Aktywne muzykowanie
Kółka z ogonkami i chorągiewkami,
rozpięte pomiędzy pięcioma liniami,
zamknięte kluczem stoją poważnie,
a nam ruszać się przy nich wypadnie!
Tak, brawo! To są nutki na pięciolinii, w rytm których lubię się ruszać. Zgadliście i przechodzicie do drugiej rundy mojego konkursu! Następne pytanie brzmi: kiedy powinienem zacząć lekcje gry na instrumentach muzycznych? Co to za zdziwienie, mamo? Jakie zaskoczenie, tato! Wiem, że skrzypce są większe ode mnie, a przy pianinie nie potrafię jeszcze nawet stanąć. Jednak to właśnie teraz jestem najbardziej wrażliwy na wszystkie dźwięki, tony i rytmy. Czy zauważyliście, jak się poruszam, bujam i klaszczę w rytm słyszanych melodii?! Nie wiem, czy w przyszłości zechcę zostać muzykiem, ale teraz potrzebuję rytmu i ruchu, żeby się dobrze rozwijać. Dlatego na niektórych zabawkach gram jak na instrumentach. Oto leżę sobie na Śpiewającym Szczeniaczku do łóżeczka.

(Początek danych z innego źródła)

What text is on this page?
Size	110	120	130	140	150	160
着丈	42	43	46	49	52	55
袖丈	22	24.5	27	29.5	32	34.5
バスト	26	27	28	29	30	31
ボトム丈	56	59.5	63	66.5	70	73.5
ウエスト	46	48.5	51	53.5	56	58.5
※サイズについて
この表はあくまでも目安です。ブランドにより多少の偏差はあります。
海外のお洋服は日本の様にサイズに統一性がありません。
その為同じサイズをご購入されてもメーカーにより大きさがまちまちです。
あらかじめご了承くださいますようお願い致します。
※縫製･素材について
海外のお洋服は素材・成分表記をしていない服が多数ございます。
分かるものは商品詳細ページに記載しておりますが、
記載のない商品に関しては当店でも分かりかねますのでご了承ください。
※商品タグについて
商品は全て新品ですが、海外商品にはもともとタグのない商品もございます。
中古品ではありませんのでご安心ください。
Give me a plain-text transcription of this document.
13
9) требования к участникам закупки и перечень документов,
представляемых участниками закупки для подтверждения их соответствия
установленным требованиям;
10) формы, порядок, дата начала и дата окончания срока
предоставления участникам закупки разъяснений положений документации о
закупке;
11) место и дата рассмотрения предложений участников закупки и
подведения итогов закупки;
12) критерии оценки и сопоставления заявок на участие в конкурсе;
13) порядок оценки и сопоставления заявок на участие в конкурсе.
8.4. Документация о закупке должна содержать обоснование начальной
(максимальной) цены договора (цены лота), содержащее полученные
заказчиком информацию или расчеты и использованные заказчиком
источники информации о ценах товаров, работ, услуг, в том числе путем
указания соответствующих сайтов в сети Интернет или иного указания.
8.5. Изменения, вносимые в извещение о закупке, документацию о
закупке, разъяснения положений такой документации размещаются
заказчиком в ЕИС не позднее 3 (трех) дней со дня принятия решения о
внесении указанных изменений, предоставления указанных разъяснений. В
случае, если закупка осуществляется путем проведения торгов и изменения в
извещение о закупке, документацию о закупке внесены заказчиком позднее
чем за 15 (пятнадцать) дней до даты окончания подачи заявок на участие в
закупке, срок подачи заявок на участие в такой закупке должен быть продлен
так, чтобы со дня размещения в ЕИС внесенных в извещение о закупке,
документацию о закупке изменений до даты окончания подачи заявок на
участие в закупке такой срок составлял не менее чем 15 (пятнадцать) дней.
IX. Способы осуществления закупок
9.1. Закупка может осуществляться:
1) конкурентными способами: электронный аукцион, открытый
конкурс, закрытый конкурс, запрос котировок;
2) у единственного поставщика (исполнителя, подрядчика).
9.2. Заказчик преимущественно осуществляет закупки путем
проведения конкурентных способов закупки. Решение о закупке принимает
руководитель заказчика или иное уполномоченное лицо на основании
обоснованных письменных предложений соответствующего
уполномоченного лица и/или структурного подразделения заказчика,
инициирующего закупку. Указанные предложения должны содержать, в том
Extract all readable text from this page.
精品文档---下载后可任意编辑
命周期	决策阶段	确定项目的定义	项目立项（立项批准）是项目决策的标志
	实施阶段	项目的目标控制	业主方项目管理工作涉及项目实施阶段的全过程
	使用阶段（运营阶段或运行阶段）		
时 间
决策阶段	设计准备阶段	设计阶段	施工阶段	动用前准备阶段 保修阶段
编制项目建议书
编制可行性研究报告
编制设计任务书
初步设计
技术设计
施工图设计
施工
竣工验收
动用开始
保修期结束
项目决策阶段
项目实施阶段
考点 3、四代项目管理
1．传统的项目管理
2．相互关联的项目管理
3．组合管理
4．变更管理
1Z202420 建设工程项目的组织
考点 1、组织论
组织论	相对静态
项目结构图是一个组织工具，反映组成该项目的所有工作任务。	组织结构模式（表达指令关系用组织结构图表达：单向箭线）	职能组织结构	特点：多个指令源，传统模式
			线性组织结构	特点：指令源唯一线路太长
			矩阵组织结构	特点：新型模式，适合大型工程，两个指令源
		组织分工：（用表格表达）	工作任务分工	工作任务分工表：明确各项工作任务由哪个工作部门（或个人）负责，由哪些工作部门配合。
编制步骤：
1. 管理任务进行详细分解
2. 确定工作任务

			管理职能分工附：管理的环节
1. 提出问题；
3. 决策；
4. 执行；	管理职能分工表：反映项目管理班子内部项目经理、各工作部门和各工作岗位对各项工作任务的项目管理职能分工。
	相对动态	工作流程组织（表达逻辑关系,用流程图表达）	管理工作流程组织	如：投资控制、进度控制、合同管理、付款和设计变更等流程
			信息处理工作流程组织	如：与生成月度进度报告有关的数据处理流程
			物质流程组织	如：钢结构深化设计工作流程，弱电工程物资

Jak prawdziwy wirtuoz nie mogę rozstać się ze swoimi instrumentami. Dlatego bardzo się cieszę, że można te zabawki umocować w łóżeczku. Chętnie – odpoczywając lub zasypiając – poćwiczę gamy albo posłucham melodyjnych wyliczanek.

Na koniec nagroda dla Was – Kochani Rodzice – za rozwiązanie zagadki. Jest nią mój wesoły uśmiech i harmonijne ruchy, które Was ucieszą. Do tego bonus! Moje sukcesy na pierwszych lekcjach gry na instrumentach muzycznych.